Germond was one of several people who spoke at the conference, which is to continue today and Sunday.

"The Republican party is not good for women," Germond said.

President Bush closed the White House Office on Women's Issues and has appointed 20 percent fewer women than former president Bill Clinton, Germond said.


Fifty-two percent of the nation's voters are women, she said.

In West Virginia, 36 of the state's 55 counties have a Federation of Democratic Women chapter. Clubs raise funds for Democratic candidates and help raise awareness of issues they deem important, among other tasks.

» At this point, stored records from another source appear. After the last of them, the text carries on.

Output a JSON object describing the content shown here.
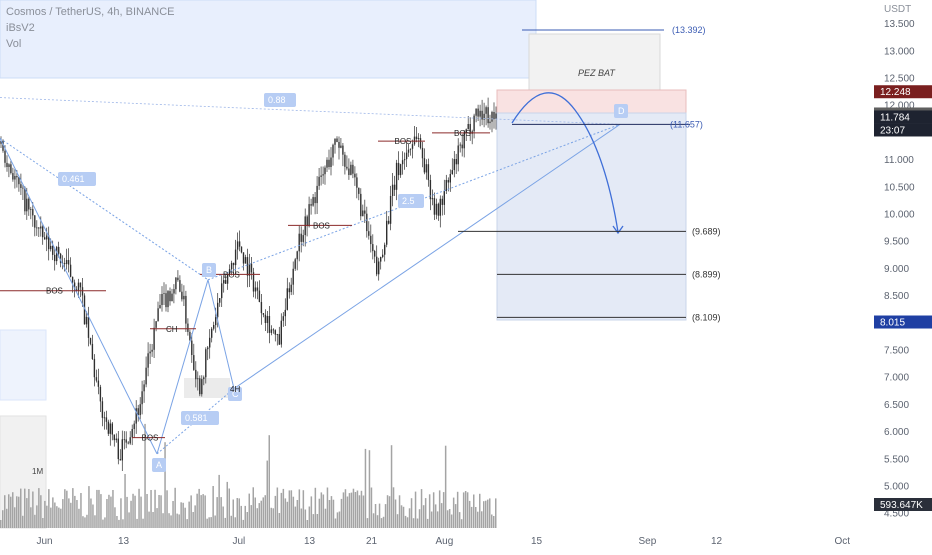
{
  "legend": {
    "symbol_line": "Cosmos / TetherUS, 4h, BINANCE",
    "indicator_1": "iBsV2",
    "indicator_2": "Vol"
  },
  "price_axis": {
    "currency": "USDT",
    "ticks": [
      "13.500",
      "13.000",
      "12.500",
      "12.000",
      "11.500",
      "11.000",
      "10.500",
      "10.000",
      "9.500",
      "9.000",
      "8.500",
      "8.000",
      "7.500",
      "7.000",
      "6.500",
      "6.000",
      "5.500",
      "5.000",
      "4.500"
    ],
    "badges": {
      "pattern_top": "12.248",
      "pattern_d": "11.839",
      "last_price": "11.784",
      "countdown": "23:07",
      "bottom_level": "8.015",
      "volume": "593.647K"
    }
  },
  "time_axis": {
    "ticks": [
      "Jun",
      "13",
      "Jul",
      "13",
      "21",
      "Aug",
      "15",
      "Sep",
      "12",
      "Oct"
    ]
  },
  "annotations": {
    "pattern_name": "PEZ BAT",
    "point_a": "A",
    "point_b": "B",
    "point_c": "C",
    "point_d": "D",
    "ratio_xb": "0.461",
    "ratio_bc": "0.581",
    "ratio_bd": "0.88",
    "ratio_cd": "2.5",
    "target_top": "(13.392)",
    "target_d": "(11.657)",
    "target_1": "(9.689)",
    "target_2": "(8.899)",
    "target_3": "(8.109)",
    "bos_label": "BOS",
    "ch_label": "CH",
    "timeframe_label": "4H",
    "volume_label": "1M"
  },
  "chart_data": {
    "type": "candlestick",
    "symbol": "Cosmos / TetherUS, 4h, BINANCE",
    "y_axis": {
      "label": "USDT",
      "range": [
        4.3,
        13.9
      ]
    },
    "price_path": [
      {
        "date": "May 25",
        "price": 11.3
      },
      {
        "date": "May 28",
        "price": 10.4
      },
      {
        "date": "Jun 1",
        "price": 9.6
      },
      {
        "date": "Jun 4",
        "price": 9.2
      },
      {
        "date": "Jun 8",
        "price": 8.6
      },
      {
        "date": "Jun 12",
        "price": 6.5
      },
      {
        "date": "Jun 15",
        "price": 5.6
      },
      {
        "date": "Jun 18",
        "price": 6.5
      },
      {
        "date": "Jun 21",
        "price": 8.3
      },
      {
        "date": "Jun 24",
        "price": 8.8
      },
      {
        "date": "Jun 28",
        "price": 6.8
      },
      {
        "date": "Jul 2",
        "price": 8.4
      },
      {
        "date": "Jul 6",
        "price": 9.5
      },
      {
        "date": "Jul 10",
        "price": 8.5
      },
      {
        "date": "Jul 13",
        "price": 7.6
      },
      {
        "date": "Jul 16",
        "price": 9.5
      },
      {
        "date": "Jul 20",
        "price": 10.5
      },
      {
        "date": "Jul 23",
        "price": 11.4
      },
      {
        "date": "Jul 26",
        "price": 10.4
      },
      {
        "date": "Jul 28",
        "price": 8.9
      },
      {
        "date": "Jul 31",
        "price": 10.8
      },
      {
        "date": "Aug 3",
        "price": 11.5
      },
      {
        "date": "Aug 5",
        "price": 10.0
      },
      {
        "date": "Aug 7",
        "price": 11.0
      },
      {
        "date": "Aug 9",
        "price": 11.9
      },
      {
        "date": "Aug 10",
        "price": 11.784
      }
    ],
    "levels": [
      13.392,
      11.657,
      9.689,
      8.899,
      8.109,
      8.015,
      12.248,
      11.839,
      11.784
    ],
    "harmonic_pattern": {
      "name": "PEZ BAT",
      "points": {
        "A": 5.6,
        "B": 8.8,
        "C": 6.8,
        "D": 11.657
      },
      "ratios": [
        0.461,
        0.581,
        0.88
      ]
    },
    "volume": {
      "last": "593.647K",
      "scale_label": "1M"
    },
    "grid": false,
    "legend": "top-left"
  }
}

Women stood and applauded when a speaker announced West Virginia first lady Sandy Wise, whose husband, Gov. Bob Wise, is not up for re-election this fall. Sandy Wise spoke briefly.

Wise, who previously worked in the U.S. House of Representatives on Social Security issues, said she disagrees with Republicans' plans to privatize Social Security.

"Social Security is what sustains women as they grow older," she said.

After her remarks, a line of people gathered to shake hands or hug her.

"This is my favorite group to visit," Wise said. "They're very nice women who work very hard."

She declined to discuss politics further.

This is the first time in "a long time" the conference has been held in the Panhandle, said Fay Falcone, president of the Berkeley County chapter. Berkeley's group, formed in 1932, has about 75 members, she said.

One of the state's most anticipated races involves incumbent Shelley Moore Capito, who faces Charleston lawyer and Democrat Jim Humphreys for the 2nd Congressional District seat.

Although Germond made a point to mention by name numerous women who are running for office, gender alone is not a reason to support a candidate, Falcone said.

"I don't think that gender has a role now," she said. "The issues are too serious themselves."